It isn't remotely surprising that the Narendra Modi government has trapped itself in a legal mire with respect to the rule on sale of cattle for slaughter in livestock markets. Given 1) the extent of impact the new rule will have on the meat trade industry and connected sectors, 2) the public perception about the law being a cleverly-executed backdoor cattle slaughter ban and 3) the allegations that the government is slowly pushing its 'Hinduvta agenda' by forcing vegetarian food habits on the country, the Centre was asking for trouble sooner or later on the issue.
On Thursday, the Supreme Court issued a notice to the Modi government on a petition challenging the notification banning sale and purchase of cattle at animal markets for slaughter. The apex court has given a fortnight’s time for the Centre to file its response within two weeks and will hear the case next on 11 July.
But, remember, this isn’t the first intervention of judiciary in the controversial issue. Last month, Madras High Court issued a stay on the Centre’s rule on cattle sale for slaughter in markets. States like Kerala and Meghalaya passed resolutions against the Centre’s law asserting that they will not implement it. Karnataka, West Bengal and Tripura governments too have said the rule will not be implemented in these states citing constitutional rights on states.
The Centre too has realised the mess in which it has landed. It has promised to be open for suggestions on the issue and has reiterated that the idea is not to alter food habits of people and hit the businesses (read here and here).
The core of the current problem is the part where cattle sale for slaughter is banned in animal markets, not the rules stipulating discipline and transparency in cattle trade and slaughter. Livestock markets are where 80 to 90 percent of the slaughter cattle sale happens in the country, according to meat traders’ body. Farmers bring their unused cattle to small, neighbourhood markets from where traders take the cattle to bigger mandis. Stopping this and imposing the farm-to-fork model overnight would have paralysed the industry since the availability of cattle will become a problem.
It is not practical for small traders to get the stock to supply to slaughter houses. This scarcity will not only hurt the slaughter activity but also connected industries such as tanning and leather.
Also, logically when the supply of cattle for slaughter is reduced, the consumers will naturally face steep price hikes and business could take a hit on account of lower demand. Particularly for states like Kerala, where meat consumption is high (according to the state finance minister, over 70 percent of the population eats beef), people saw this as government encroachment on their food habits and individual rights.
Adding to the problem, the Centre also included 'buffalo' in the banned meat list. Earlier, this wasn't the case. Even when the cow slaughter ban was in place, the meat that many hotels serve as 'beef' was buffalo meat, not cow meat. The inclusion of this category came as a double shock to the meat eater and meat trader in all those states.
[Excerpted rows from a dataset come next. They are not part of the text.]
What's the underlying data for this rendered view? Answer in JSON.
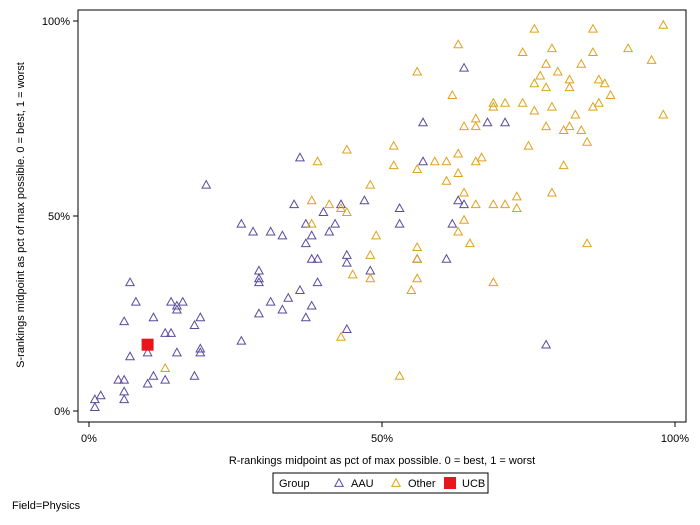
{
  "chart_data": {
    "type": "scatter",
    "title": "",
    "xlabel": "R-rankings midpoint as pct of max possible.  0 = best, 1 = worst",
    "ylabel": "S-rankings midpoint as pct of max possible.  0 = best, 1 = worst",
    "xlim": [
      -0.02,
      1.02
    ],
    "ylim": [
      -0.02,
      1.02
    ],
    "x_ticks": [
      {
        "value": 0,
        "label": "0%"
      },
      {
        "value": 0.5,
        "label": "50%"
      },
      {
        "value": 1,
        "label": "100%"
      }
    ],
    "y_ticks": [
      {
        "value": 0,
        "label": "0%"
      },
      {
        "value": 0.5,
        "label": "50%"
      },
      {
        "value": 1,
        "label": "100%"
      }
    ],
    "grid": false,
    "legend": {
      "title": "Group",
      "placement": "bottom-center",
      "entries": [
        "AAU",
        "Other",
        "UCB"
      ]
    },
    "series": [
      {
        "name": "AAU",
        "marker": "triangle-open",
        "color": "#5B4A9E",
        "points": [
          [
            0.01,
            0.01
          ],
          [
            0.01,
            0.03
          ],
          [
            0.02,
            0.04
          ],
          [
            0.05,
            0.08
          ],
          [
            0.06,
            0.08
          ],
          [
            0.06,
            0.03
          ],
          [
            0.06,
            0.05
          ],
          [
            0.06,
            0.23
          ],
          [
            0.07,
            0.33
          ],
          [
            0.07,
            0.14
          ],
          [
            0.08,
            0.28
          ],
          [
            0.1,
            0.07
          ],
          [
            0.1,
            0.15
          ],
          [
            0.11,
            0.09
          ],
          [
            0.11,
            0.24
          ],
          [
            0.13,
            0.08
          ],
          [
            0.13,
            0.2
          ],
          [
            0.14,
            0.28
          ],
          [
            0.14,
            0.2
          ],
          [
            0.15,
            0.26
          ],
          [
            0.15,
            0.27
          ],
          [
            0.15,
            0.15
          ],
          [
            0.16,
            0.28
          ],
          [
            0.18,
            0.09
          ],
          [
            0.18,
            0.22
          ],
          [
            0.19,
            0.24
          ],
          [
            0.19,
            0.16
          ],
          [
            0.19,
            0.15
          ],
          [
            0.2,
            0.58
          ],
          [
            0.26,
            0.18
          ],
          [
            0.26,
            0.48
          ],
          [
            0.28,
            0.46
          ],
          [
            0.29,
            0.34
          ],
          [
            0.29,
            0.36
          ],
          [
            0.29,
            0.33
          ],
          [
            0.29,
            0.25
          ],
          [
            0.31,
            0.46
          ],
          [
            0.31,
            0.28
          ],
          [
            0.33,
            0.45
          ],
          [
            0.33,
            0.26
          ],
          [
            0.34,
            0.29
          ],
          [
            0.35,
            0.53
          ],
          [
            0.36,
            0.31
          ],
          [
            0.36,
            0.65
          ],
          [
            0.37,
            0.24
          ],
          [
            0.37,
            0.43
          ],
          [
            0.37,
            0.48
          ],
          [
            0.38,
            0.27
          ],
          [
            0.38,
            0.45
          ],
          [
            0.38,
            0.39
          ],
          [
            0.39,
            0.39
          ],
          [
            0.39,
            0.33
          ],
          [
            0.4,
            0.51
          ],
          [
            0.41,
            0.46
          ],
          [
            0.42,
            0.48
          ],
          [
            0.43,
            0.53
          ],
          [
            0.44,
            0.38
          ],
          [
            0.44,
            0.4
          ],
          [
            0.44,
            0.21
          ],
          [
            0.47,
            0.54
          ],
          [
            0.48,
            0.36
          ],
          [
            0.53,
            0.52
          ],
          [
            0.53,
            0.48
          ],
          [
            0.56,
            0.39
          ],
          [
            0.57,
            0.74
          ],
          [
            0.57,
            0.64
          ],
          [
            0.61,
            0.39
          ],
          [
            0.62,
            0.48
          ],
          [
            0.63,
            0.54
          ],
          [
            0.64,
            0.88
          ],
          [
            0.64,
            0.53
          ],
          [
            0.68,
            0.74
          ],
          [
            0.71,
            0.74
          ],
          [
            0.78,
            0.17
          ]
        ]
      },
      {
        "name": "Other",
        "marker": "triangle-open",
        "color": "#E0A21D",
        "points": [
          [
            0.13,
            0.11
          ],
          [
            0.38,
            0.54
          ],
          [
            0.38,
            0.48
          ],
          [
            0.39,
            0.64
          ],
          [
            0.41,
            0.53
          ],
          [
            0.43,
            0.19
          ],
          [
            0.43,
            0.52
          ],
          [
            0.44,
            0.67
          ],
          [
            0.44,
            0.51
          ],
          [
            0.45,
            0.35
          ],
          [
            0.48,
            0.58
          ],
          [
            0.48,
            0.4
          ],
          [
            0.48,
            0.34
          ],
          [
            0.49,
            0.45
          ],
          [
            0.52,
            0.63
          ],
          [
            0.52,
            0.68
          ],
          [
            0.53,
            0.09
          ],
          [
            0.55,
            0.31
          ],
          [
            0.56,
            0.87
          ],
          [
            0.56,
            0.62
          ],
          [
            0.56,
            0.42
          ],
          [
            0.56,
            0.39
          ],
          [
            0.56,
            0.34
          ],
          [
            0.59,
            0.64
          ],
          [
            0.61,
            0.64
          ],
          [
            0.61,
            0.59
          ],
          [
            0.62,
            0.81
          ],
          [
            0.63,
            0.94
          ],
          [
            0.63,
            0.66
          ],
          [
            0.63,
            0.61
          ],
          [
            0.63,
            0.46
          ],
          [
            0.64,
            0.49
          ],
          [
            0.64,
            0.56
          ],
          [
            0.64,
            0.73
          ],
          [
            0.65,
            0.43
          ],
          [
            0.66,
            0.75
          ],
          [
            0.66,
            0.73
          ],
          [
            0.66,
            0.64
          ],
          [
            0.66,
            0.53
          ],
          [
            0.67,
            0.65
          ],
          [
            0.69,
            0.79
          ],
          [
            0.69,
            0.78
          ],
          [
            0.69,
            0.53
          ],
          [
            0.69,
            0.33
          ],
          [
            0.71,
            0.79
          ],
          [
            0.71,
            0.53
          ],
          [
            0.73,
            0.52
          ],
          [
            0.73,
            0.55
          ],
          [
            0.74,
            0.92
          ],
          [
            0.74,
            0.79
          ],
          [
            0.75,
            0.68
          ],
          [
            0.76,
            0.98
          ],
          [
            0.76,
            0.84
          ],
          [
            0.76,
            0.77
          ],
          [
            0.77,
            0.86
          ],
          [
            0.78,
            0.89
          ],
          [
            0.78,
            0.83
          ],
          [
            0.78,
            0.73
          ],
          [
            0.79,
            0.93
          ],
          [
            0.79,
            0.78
          ],
          [
            0.79,
            0.56
          ],
          [
            0.8,
            0.87
          ],
          [
            0.81,
            0.72
          ],
          [
            0.81,
            0.63
          ],
          [
            0.82,
            0.85
          ],
          [
            0.82,
            0.83
          ],
          [
            0.82,
            0.73
          ],
          [
            0.83,
            0.76
          ],
          [
            0.84,
            0.89
          ],
          [
            0.84,
            0.72
          ],
          [
            0.85,
            0.69
          ],
          [
            0.85,
            0.43
          ],
          [
            0.86,
            0.98
          ],
          [
            0.86,
            0.92
          ],
          [
            0.86,
            0.78
          ],
          [
            0.87,
            0.85
          ],
          [
            0.87,
            0.79
          ],
          [
            0.88,
            0.84
          ],
          [
            0.89,
            0.81
          ],
          [
            0.92,
            0.93
          ],
          [
            0.96,
            0.9
          ],
          [
            0.98,
            0.99
          ],
          [
            0.98,
            0.76
          ]
        ]
      },
      {
        "name": "UCB",
        "marker": "square-filled",
        "color": "#E8161B",
        "points": [
          [
            0.1,
            0.17
          ]
        ]
      }
    ]
  },
  "footnote": "Field=Physics"
}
The Centre is probably fighting a losing battle both in the court rooms and against the states since it is on weak ground on the matter. Essentially, regulating livestock markets and cattle trade is a state affair, while the Centre has the right only to intervene on matters of animal welfare. But, as reported by The Indian Express, Fahim Qureshi, the Hyderabad-based lawyer who moved the petition in the Supreme Court, has pointed out that Section 11 of the Prevention of Cruelty to Animals Act does not categorise slaughter of animals for food as cruelty on the condition that it is not accompanied by pain and suffering.
The Modi government will likely be left with no option but to review the ban on cattle sale for slaughter at the livestock markets.
Secondly, a government that has farmer welfare as a high priority and wants to double the farmer income by 2022, would not want to cripple the farm economy (poor farmers would be stuck with their unused cattle when markets disappear. They typically sell them in these markets and invest the money in buying new cattle) and the meat trade industry (India is one of the biggest meat exporters in the world).
But, the Modi government can save face without getting into a deeper mess by doing one simple thing: Restore the sale of cattle for slaughter in livestock markets and bring in stringent rules to prevent cattle theft, the sale of unhealthy cattle and ensuring the quality of meat sold to the public.
The government can stipulate minimum infrastructure and cleanliness requirements for market places and perhaps, bring in a new licensing system to weed out those who are non-compliant. Most of these rules are already in place in the notification under the Prevention of Cruelty to Animals (PCA) Act of 1960. By doing this, the government can avert major embarrassment. With at least five major meat consuming states turning against it and the promise of a long legal battle ahead, a course correction seems to be the only way out. Retaining cattle sale for slaughter in market places will bring life back to the meat industry while the government can simultaneously bring in rules to achieve the intended objectives.
The current course of action will only lead to bigger problems.